Jagannath is an epitome of tragedy and humanitarianism

No man can accept death naturally. Again, if it is the premature dropout of talented young people. This death is more painful, more difficult. Like heartbreak.

The Jagannath Hall incident of Dhaka University on October 15, 1985 is a day of heartbreaking tragedy in world history. Hundreds of students and some guests came eagerly to the TV room of the then Parishad Bhavan to watch the very popular drama ‘Shuktara’. All eyes are on the TV screen. The rain is pouring down from the sky and the wind is blowing with great speed. Around 9 pm suddenly the roof of the TV room collapsed. The air became heavy with the cries and cries of many people. It’s dark all around. In this darkness, the screams of the wounded shook the air. Hearing the screams of Bachao Bachao, everyone nearby became alarmed. Blood mixes with rainwater. 34 freshmen died on the spot. Later, a total of 40 people including six others died tragically.

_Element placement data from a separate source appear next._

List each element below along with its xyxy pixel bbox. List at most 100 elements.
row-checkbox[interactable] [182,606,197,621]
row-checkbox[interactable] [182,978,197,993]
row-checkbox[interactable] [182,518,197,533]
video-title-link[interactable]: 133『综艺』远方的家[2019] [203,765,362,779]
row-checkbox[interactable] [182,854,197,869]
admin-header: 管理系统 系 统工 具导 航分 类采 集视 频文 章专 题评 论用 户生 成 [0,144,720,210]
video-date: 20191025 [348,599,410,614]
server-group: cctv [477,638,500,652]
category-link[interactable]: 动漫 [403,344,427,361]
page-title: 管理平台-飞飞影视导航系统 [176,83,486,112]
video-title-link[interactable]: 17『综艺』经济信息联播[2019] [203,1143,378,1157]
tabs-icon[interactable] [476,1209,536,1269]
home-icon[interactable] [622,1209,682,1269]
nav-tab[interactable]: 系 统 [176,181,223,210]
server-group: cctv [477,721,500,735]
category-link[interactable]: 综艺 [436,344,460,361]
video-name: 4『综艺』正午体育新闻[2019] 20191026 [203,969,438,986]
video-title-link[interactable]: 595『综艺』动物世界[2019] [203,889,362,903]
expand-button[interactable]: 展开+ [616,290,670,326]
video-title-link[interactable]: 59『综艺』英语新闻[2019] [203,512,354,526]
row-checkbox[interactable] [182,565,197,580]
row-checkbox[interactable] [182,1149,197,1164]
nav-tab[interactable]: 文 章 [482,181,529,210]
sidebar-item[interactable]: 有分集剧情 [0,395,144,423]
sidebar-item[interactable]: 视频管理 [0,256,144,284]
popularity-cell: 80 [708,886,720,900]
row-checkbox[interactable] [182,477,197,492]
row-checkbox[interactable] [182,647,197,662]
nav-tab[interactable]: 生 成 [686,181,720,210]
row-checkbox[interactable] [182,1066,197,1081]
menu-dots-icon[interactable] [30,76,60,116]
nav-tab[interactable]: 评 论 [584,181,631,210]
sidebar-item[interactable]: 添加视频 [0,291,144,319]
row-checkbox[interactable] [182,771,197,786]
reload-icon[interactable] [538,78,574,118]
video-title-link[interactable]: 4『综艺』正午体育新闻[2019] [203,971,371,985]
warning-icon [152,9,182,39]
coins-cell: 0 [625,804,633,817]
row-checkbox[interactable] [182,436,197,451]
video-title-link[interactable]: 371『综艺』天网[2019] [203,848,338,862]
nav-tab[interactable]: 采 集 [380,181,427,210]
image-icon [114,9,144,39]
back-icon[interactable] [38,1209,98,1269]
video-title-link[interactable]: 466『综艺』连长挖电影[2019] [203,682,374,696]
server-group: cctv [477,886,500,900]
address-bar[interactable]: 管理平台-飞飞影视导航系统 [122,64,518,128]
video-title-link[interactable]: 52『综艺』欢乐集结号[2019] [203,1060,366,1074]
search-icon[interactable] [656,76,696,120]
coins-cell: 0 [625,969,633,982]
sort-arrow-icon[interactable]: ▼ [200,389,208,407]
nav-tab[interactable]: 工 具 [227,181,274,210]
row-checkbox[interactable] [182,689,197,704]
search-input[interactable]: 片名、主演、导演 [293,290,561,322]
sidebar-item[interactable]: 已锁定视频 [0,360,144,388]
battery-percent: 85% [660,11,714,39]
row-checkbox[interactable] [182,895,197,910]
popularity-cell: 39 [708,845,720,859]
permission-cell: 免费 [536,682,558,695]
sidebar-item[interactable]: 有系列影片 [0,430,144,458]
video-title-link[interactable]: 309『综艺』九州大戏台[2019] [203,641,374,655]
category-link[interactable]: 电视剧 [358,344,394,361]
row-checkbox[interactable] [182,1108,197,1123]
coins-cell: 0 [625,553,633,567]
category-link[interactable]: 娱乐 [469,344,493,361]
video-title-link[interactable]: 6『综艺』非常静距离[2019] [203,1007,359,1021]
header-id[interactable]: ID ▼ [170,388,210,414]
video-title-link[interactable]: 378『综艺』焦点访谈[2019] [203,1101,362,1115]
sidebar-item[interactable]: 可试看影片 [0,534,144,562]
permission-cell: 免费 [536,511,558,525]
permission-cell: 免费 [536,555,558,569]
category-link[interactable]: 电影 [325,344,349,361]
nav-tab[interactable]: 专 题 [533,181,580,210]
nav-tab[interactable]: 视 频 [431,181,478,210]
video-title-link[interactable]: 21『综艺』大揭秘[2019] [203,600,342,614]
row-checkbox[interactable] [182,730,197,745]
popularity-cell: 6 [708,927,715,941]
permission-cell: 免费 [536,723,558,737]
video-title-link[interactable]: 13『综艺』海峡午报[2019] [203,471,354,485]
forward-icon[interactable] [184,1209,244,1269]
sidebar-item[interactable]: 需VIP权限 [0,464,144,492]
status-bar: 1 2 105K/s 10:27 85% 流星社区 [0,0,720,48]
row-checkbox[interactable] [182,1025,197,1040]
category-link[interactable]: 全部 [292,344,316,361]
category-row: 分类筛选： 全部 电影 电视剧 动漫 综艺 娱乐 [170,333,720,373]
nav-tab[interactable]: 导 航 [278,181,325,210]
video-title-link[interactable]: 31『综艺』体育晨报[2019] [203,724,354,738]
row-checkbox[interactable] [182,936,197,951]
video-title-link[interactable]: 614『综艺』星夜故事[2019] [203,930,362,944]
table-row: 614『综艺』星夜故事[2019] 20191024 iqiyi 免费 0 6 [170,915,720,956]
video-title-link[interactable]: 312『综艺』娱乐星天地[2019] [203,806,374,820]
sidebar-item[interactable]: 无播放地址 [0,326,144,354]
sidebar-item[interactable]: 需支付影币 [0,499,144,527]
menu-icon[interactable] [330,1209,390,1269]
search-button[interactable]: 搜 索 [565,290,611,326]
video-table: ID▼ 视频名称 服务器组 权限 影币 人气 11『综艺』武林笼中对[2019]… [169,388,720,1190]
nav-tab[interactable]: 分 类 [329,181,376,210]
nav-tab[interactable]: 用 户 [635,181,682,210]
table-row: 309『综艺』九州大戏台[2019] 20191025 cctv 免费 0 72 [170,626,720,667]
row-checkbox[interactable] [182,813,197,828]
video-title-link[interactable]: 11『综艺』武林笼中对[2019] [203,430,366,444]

The news of the very heartbreaking accident spread all over Dhaka city within moments. This news started to be discussed all over the country through radio and television announcements. The students-officers-employees staying in the hall participated in the rescue operation in the condition they were in. University administration Vice-Chancellor, Vice-Chancellor, teachers, students of other halls, officials and general public of the city came forward wholeheartedly for help irrespective of caste-caste-religion-group-community. When he came to the scene, he was confused, but he got courage and became the rescuer. People from the city center including Dhaka University came forward with all their strength to help in the rescue work. Ambulances, rickshaws, vans, taxis were used to rescue the students and take them to different hospitals. People from Dhaka and the surrounding areas started rushing towards the Jagannath Hall, as if the lamentation of the mourning procession was floating everywhere.

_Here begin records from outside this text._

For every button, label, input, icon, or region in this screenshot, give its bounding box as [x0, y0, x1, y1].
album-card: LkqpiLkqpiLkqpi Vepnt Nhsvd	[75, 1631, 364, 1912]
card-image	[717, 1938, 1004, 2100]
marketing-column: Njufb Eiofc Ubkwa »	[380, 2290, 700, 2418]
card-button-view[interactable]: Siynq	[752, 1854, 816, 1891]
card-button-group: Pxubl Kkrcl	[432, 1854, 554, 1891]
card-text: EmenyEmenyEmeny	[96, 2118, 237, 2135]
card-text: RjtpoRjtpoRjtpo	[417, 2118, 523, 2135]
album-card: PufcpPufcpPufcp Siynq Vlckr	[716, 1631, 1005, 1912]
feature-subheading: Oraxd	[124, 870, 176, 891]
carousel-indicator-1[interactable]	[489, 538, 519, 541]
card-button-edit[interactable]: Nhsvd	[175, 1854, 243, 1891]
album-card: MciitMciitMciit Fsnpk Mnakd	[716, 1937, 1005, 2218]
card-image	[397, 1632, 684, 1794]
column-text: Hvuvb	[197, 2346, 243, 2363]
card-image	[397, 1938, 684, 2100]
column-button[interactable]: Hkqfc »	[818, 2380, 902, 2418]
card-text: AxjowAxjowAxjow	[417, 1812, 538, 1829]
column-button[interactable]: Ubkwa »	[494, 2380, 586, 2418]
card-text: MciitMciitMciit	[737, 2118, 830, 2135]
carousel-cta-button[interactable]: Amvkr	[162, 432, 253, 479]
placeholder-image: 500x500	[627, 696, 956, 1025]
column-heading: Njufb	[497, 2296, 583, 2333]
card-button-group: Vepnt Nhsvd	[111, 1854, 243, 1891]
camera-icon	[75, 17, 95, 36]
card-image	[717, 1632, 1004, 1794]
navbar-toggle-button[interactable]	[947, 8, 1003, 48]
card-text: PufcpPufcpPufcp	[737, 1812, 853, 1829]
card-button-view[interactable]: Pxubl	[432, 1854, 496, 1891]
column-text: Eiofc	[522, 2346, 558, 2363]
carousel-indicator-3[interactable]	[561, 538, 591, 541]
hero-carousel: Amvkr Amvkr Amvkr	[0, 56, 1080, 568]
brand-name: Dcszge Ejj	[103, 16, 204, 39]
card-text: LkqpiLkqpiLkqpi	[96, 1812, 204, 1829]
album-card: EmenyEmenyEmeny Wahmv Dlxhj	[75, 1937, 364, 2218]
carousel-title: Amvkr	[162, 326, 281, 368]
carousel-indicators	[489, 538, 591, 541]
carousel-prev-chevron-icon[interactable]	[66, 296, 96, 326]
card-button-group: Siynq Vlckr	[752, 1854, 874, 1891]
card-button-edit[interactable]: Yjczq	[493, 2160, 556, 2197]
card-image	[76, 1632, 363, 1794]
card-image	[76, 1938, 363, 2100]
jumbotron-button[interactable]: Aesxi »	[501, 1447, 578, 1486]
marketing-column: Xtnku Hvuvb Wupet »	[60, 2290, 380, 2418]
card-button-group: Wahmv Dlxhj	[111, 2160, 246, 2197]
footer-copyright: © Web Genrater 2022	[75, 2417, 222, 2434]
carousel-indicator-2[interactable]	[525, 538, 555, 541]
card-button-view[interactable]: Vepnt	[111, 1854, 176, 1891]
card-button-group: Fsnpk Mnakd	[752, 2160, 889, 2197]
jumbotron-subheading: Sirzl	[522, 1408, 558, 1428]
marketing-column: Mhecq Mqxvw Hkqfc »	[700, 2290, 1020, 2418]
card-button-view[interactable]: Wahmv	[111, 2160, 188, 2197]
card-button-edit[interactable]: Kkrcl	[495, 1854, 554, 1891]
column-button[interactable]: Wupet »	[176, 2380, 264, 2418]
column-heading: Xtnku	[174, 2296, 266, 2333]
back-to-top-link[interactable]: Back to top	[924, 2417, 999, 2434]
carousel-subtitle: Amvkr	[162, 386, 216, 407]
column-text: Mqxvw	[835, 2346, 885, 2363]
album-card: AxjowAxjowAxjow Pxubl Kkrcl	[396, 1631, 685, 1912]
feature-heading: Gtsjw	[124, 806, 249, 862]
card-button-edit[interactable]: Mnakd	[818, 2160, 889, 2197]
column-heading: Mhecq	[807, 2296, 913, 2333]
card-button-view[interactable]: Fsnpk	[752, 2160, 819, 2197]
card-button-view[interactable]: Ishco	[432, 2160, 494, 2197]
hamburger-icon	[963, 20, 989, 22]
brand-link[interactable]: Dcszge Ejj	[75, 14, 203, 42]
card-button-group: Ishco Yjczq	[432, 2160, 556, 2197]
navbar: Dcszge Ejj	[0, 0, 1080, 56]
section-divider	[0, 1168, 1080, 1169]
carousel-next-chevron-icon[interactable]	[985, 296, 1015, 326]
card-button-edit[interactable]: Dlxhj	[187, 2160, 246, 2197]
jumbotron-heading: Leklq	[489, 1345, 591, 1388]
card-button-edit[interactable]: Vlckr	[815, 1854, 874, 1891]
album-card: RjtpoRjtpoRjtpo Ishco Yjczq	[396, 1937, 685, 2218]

People from all walks of life, from day laborers, hawkers, rickshaw pullers, stood beside the students in grief. They help to save the wounded with blood, money, labour, time and service. On that day people from all walks of life irrespective of caste-religion-caste stand in long queues to donate blood. There is a competition to see who can give blood first. As the priests of the temple have come, imams, fathers, priests have come and extended their helping hands. Students from other halls also went to the hospital and nursed the injured. Medicine vendors in the city provided medicines free of cost. Basically, on that day, who belonged to which caste, who belonged to which group, who belonged to which nation, did not even think about this matter. People for people, that day proved in reality that everyone joined together irrespective of caste-religion-caste.

Chandidas said, ‘Man is above all, truth is not above him’ – the meaning of this saying was noted that day. On that day, as many people were bound by blood, they also set a rare example of humanity by taking on the role of relatives next to the lost people. As the Acharya of the then President University expressed deep grief, the people sleeping under the open sky also participated in the rescue operation. The Cabinet Division announced three days of state mourning. The University Syndicate held an emergency meeting and declared the University closed for seven days. Later, the injured were given jobs and scholarships to provide permanent solutions. On that day, a volunteer force was formed consisting of teachers-students-officials-employees. In this way, the manifestation of humanity is the education of non-sectarian Bangladesh of that day.